Enseignant et clinicien
En 1821, Graves retourne à Dublin et se fait embaucher au Meath Hospital. Pendant les quinze ans qui suivent, il montre d'exceptionnelles qualités d'enseignant et de clinicien. A l'hôpital, ses journées commencent à 7 heures du matin, par la visite qu'il fait à la lueur d'une chandelle. A 16 heures de l'après-midi, cent étudiants assistent à son enseignement au lit du malade.
Ses centres d'intérêt clinique sont divers, mais il se passionne préférentiellement pour les maladies infectieuses et les fièvres. Au point qu'il emmène bravement un groupe de médecins sur les lieux mêmes d'une épidémie de typhus dans l'ouest de l'Irlande. Il recommande des modifications dans la prise en charge de la tuberculose, notamment le bon air et la suralimentation. De sorte qu'il suggère que son épitaphe pourrait être : « Il a nourri les fièvres ».
De nombreuses publications
En 1824, Graves est cofondateur de la Park Street School of Medicine. Il fait de nombreuses observations originales et est probablement le premier à décrire les manifestations du syndrome de Raynaud. Il publie beaucoup et, en 1843, écrit un traité de médecine clinique (« A System of Clinical Medicine »). La seconde édition, en 1848, est traduite en français, en allemand, en italien, et est diffusée aux Etats-Unis.
Trois mariages et deux veuvages
La vie privée de Graves n'est pas aussi heureuse que sa vie professionnelle. Il se marie une première fois peu après son retour à Dublin en 1821. Malheureusement, sa femme Mathilda Jane et leur fille meurent en 1825. Un an plus tard, il se remarie mais l'année suivante, sa nouvelle épouse, Sarah Jane et leur bébé meurent à leur tour. Troisièmes noces, en 1830 : son épouse, Ann Grogan, lui donne six enfants. Une ombre au tableau : elle est très ambitieuse.
Graves s'immerge dans son travail et est nommé professeur à l'institut de médecine du Trinity College de Dublin, poste qu'il occupe jusqu'en 1841. En 1843, il est nommé président du Royal College of Physicians de Dublin. A la fin de ce mandat, il devient, selon certains, dépressif. Il meurt le 20 mars 1853 d'une tumeur abdominale.
L'âge d'or de la médecine irlandaise
La brillante carrière a contribué à ce qui est souvent appelé l'âge d'or de la médecine irlandaise.
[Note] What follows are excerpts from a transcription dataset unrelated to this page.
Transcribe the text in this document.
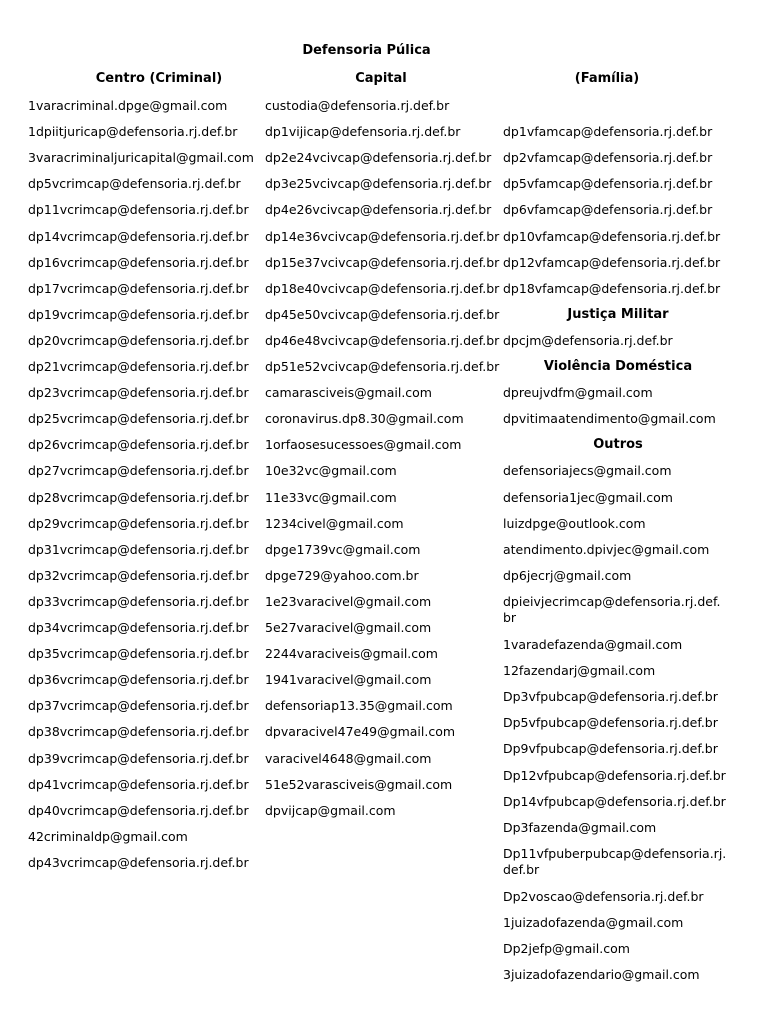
Defensoria Púlica
Centro (Criminal)	Capital	(Família)
1varacriminal.dpge@gmail.com
1dpiitjuricap@defensoria.rj.def.br
3varacriminaljuricapital@gmail.com
dp5vcrimcap@defensoria.rj.def.br
dp11vcrimcap@defensoria.rj.def.br
dp14vcrimcap@defensoria.rj.def.br
dp16vcrimcap@defensoria.rj.def.br
dp17vcrimcap@defensoria.rj.def.br
dp19vcrimcap@defensoria.rj.def.br
dp20vcrimcap@defensoria.rj.def.br
dp21vcrimcap@defensoria.rj.def.br
dp23vcrimcap@defensoria.rj.def.br
dp25vcrimcap@defensoria.rj.def.br
dp26vcrimcap@defensoria.rj.def.br
dp27vcrimcap@defensoria.rj.def.br
dp28vcrimcap@defensoria.rj.def.br
dp29vcrimcap@defensoria.rj.def.br
dp31vcrimcap@defensoria.rj.def.br
dp32vcrimcap@defensoria.rj.def.br
dp33vcrimcap@defensoria.rj.def.br
dp34vcrimcap@defensoria.rj.def.br
dp35vcrimcap@defensoria.rj.def.br
dp36vcrimcap@defensoria.rj.def.br
dp37vcrimcap@defensoria.rj.def.br
dp38vcrimcap@defensoria.rj.def.br
dp39vcrimcap@defensoria.rj.def.br
dp41vcrimcap@defensoria.rj.def.br
dp40vcrimcap@defensoria.rj.def.br
42criminaldp@gmail.com
dp43vcrimcap@defensoria.rj.def.br
custodia@defensoria.rj.def.br
dp1vijicap@defensoria.rj.def.br
dp2e24vcivcap@defensoria.rj.def.br
dp3e25vcivcap@defensoria.rj.def.br
dp4e26vcivcap@defensoria.rj.def.br
dp14e36vcivcap@defensoria.rj.def.br
dp15e37vcivcap@defensoria.rj.def.br
dp18e40vcivcap@defensoria.rj.def.br
dp45e50vcivcap@defensoria.rj.def.br
dp46e48vcivcap@defensoria.rj.def.br
dp51e52vcivcap@defensoria.rj.def.br
camarasciveis@gmail.com
coronavirus.dp8.30@gmail.com
1orfaosesucessoes@gmail.com
10e32vc@gmail.com
11e33vc@gmail.com
1234civel@gmail.com
dpge1739vc@gmail.com
dpge729@yahoo.com.br
1e23varacivel@gmail.com
5e27varacivel@gmail.com
2244varaciveis@gmail.com
1941varacivel@gmail.com
defensoriap13.35@gmail.com
dpvaracivel47e49@gmail.com
varacivel4648@gmail.com
51e52varasciveis@gmail.com
dpvijcap@gmail.com
dp1vfamcap@defensoria.rj.def.br
dp2vfamcap@defensoria.rj.def.br
dp5vfamcap@defensoria.rj.def.br
dp6vfamcap@defensoria.rj.def.br
dp10vfamcap@defensoria.rj.def.br
dp12vfamcap@defensoria.rj.def.br
dp18vfamcap@defensoria.rj.def.br
Justiça Militar
dpcjm@defensoria.rj.def.br
Violência Doméstica
dpreujvdfm@gmail.com
dpvitimaatendimento@gmail.com
Outros
defensoriajecs@gmail.com
defensoria1jec@gmail.com
luizdpge@outlook.com
atendimento.dpivjec@gmail.com
dp6jecrj@gmail.com
dpieivjecrimcap@defensoria.rj.def.br
1varadefazenda@gmail.com
12fazendarj@gmail.com
Dp3vfpubcap@defensoria.rj.def.br
Dp5vfpubcap@defensoria.rj.def.br
Dp9vfpubcap@defensoria.rj.def.br
Dp12vfpubcap@defensoria.rj.def.br
Dp14vfpubcap@defensoria.rj.def.br
Dp3fazenda@gmail.com
Dp11vfpuberpubcap@defensoria.rj.def.br
Dp2voscao@defensoria.rj.def.br
1juizadofazenda@gmail.com
Dp2jefp@gmail.com
3juizadofazendario@gmail.com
Une époque qui comporte des noms souvent familiers au corps médical : Stokes, Adams, Cheyne, Todd, Colles, Corrigan, ainsi que Sir William Wilde, ORL et père d'Oscar Wilde.
Les publications de Graves font partie des plus respectées, comme l'ont admis Trousseau et Osler. Un de ces articles, « Newly observed affection of the thyroid gland in females » (Une nouvelle affection de la glande thyroïde chez la femme), est publié dans le « London Medical and Surgical Journal » en 1853. Graves y détaille les manifestations cliniques de ce qui est maintenant connu sous le nom de maladie de Graves par les Anglo-Saxons (et de maladie de Basedow par les Français), même si la première description clinique, qui date de 1825, est signée Caleb Hillier Parry. Paradoxe : c'est par cette maladie que le nom de Graves a traversé les années, alors que c'est celle sur laquelle il a probablement le moins travaillé.
Joseph McKenna, St Vincent's University Hospital, Dublin. « Lancet » du 2 juin 2001, pp. 1793-1795.